The Republicans who won the White House and maintained control of Congress have campaigned on a firm — if woefully fuzzy — promise to repeal and replace the Affordable Care Act.

If that is what they really plan to do, now is the time to start getting as specific, and as realistic, as they can about the details. The physical and financial health of millions of Americans, and the ability of the entire health care system to serve them, hangs in the balance.

President-elect Donald Trump has called the ACA, known to friend and foe alike as Obamacare, a disaster, even as he has promised that, "Nobody's going to be dying on the street if I'm president."

But, no matter who is president, the excruciatingly complex details of a future version of American health care will be worked out in Congress.

By senators and representatives who may soon realize that they don't want to be responsible for millions of Americans who had health coverage under President Obama to lose it under President Trump. By Utahns such as Senate Finance Committee Chairman Orrin Hatch, who now lacks the excuse of having a Democrat in the White House to veto whatever ACA alternative he might come up with.

The means to solving this problem are many. The metrics of success are two:

1) The United States must provide the kind of near-universal access to health care that every other civilized nation on Earth has offered its citizens as a birthright for a generation or more.

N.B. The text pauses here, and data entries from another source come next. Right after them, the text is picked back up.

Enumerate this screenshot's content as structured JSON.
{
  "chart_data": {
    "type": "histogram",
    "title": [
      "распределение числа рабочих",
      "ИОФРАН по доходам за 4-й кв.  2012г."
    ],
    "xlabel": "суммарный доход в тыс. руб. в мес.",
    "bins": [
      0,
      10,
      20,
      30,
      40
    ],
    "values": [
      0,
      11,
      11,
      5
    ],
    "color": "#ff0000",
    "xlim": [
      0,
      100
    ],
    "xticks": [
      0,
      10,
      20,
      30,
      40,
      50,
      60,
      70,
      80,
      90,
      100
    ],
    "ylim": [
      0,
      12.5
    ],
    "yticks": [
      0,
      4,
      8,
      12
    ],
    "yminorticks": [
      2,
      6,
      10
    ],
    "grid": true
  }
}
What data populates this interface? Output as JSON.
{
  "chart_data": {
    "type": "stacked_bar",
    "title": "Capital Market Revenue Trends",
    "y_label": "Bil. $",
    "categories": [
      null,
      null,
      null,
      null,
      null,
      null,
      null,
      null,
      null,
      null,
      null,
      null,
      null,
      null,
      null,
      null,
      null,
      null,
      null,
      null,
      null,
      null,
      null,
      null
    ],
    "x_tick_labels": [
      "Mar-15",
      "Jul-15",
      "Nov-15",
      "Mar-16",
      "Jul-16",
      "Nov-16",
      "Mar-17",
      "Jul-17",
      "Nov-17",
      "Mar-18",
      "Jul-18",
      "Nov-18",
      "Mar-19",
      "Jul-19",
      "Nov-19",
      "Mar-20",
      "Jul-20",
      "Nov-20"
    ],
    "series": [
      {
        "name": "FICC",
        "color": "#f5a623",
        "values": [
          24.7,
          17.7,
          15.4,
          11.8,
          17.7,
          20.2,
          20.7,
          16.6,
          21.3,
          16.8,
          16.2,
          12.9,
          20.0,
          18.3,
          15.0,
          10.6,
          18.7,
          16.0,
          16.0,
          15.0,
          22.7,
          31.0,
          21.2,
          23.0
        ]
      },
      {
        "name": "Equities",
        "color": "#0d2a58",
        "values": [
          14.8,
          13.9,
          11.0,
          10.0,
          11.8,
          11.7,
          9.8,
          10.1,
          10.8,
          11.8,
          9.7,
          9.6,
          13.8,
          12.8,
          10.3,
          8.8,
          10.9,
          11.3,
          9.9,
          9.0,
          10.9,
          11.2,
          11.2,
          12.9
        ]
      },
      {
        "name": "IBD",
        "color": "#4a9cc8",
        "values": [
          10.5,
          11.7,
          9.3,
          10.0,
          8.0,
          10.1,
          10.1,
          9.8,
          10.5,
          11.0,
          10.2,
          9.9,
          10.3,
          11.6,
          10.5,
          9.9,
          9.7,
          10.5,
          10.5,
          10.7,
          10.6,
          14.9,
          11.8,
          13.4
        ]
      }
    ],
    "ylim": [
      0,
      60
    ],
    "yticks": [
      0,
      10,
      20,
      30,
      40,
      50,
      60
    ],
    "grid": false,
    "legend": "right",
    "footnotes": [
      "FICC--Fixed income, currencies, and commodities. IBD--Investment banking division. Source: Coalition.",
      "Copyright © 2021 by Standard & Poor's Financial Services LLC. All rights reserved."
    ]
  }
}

2) The United States must limit the sometimes astounding growth in the cost of health care, on the way to actually reducing the share of personal, corporate and government spending that goes to keeping us healthy.

Those goals may sound contradictory. But Obamacare has shown significant progress in both areas specifically because it has sought to meld them. Not enough to be called an unqualified success, but far too much to be dismissed as a failure.

Only some kind of centralized payer — whether government or private insurers — has the purchasing power to keep costs down. Individuals making their own choices and paying their own bills, as attractive as that may sound to free-marketers, just don't have the clout to take on a system that — again, unlike all other First World nations — leaves thousands of families bankrupt every year.

Members of Congress may also want to think twice before pulling back on such Obamacare components as the end of being refused insurance due to pre-existing conditions, the ability of young people to be covered by their parents' plans until the age of 26 or other factors that have seen the percentage of uninsured adults in the United States fall to record lows.

Doing away with the much-hated individual mandate will be particularly difficult. A system that can't turn down the sick, but can't count on a flow of premiums from the healthy, is either doomed to failure or requires billions more in government subsidies.

There will likely be a push to turn the whole mess over to the states. That may work in some places but, in Utah, too many of our lawmakers are able to see, in Oscar Wilde's definition of a cynic, the price of everything and the value of nothing.

But the state's major health care institutions — The University of Utah and Intermountain Health Care — are national leaders in efforts to analyze and reduce the cost of health care delivery without harming — sometimes even improving — its quality.

For those efforts to be successful here and applicable to the rest of the nation, the ACA cannot be merely repealed. It must be replaced.

This is what the Republicans wanted. Now, it is time for them to own it.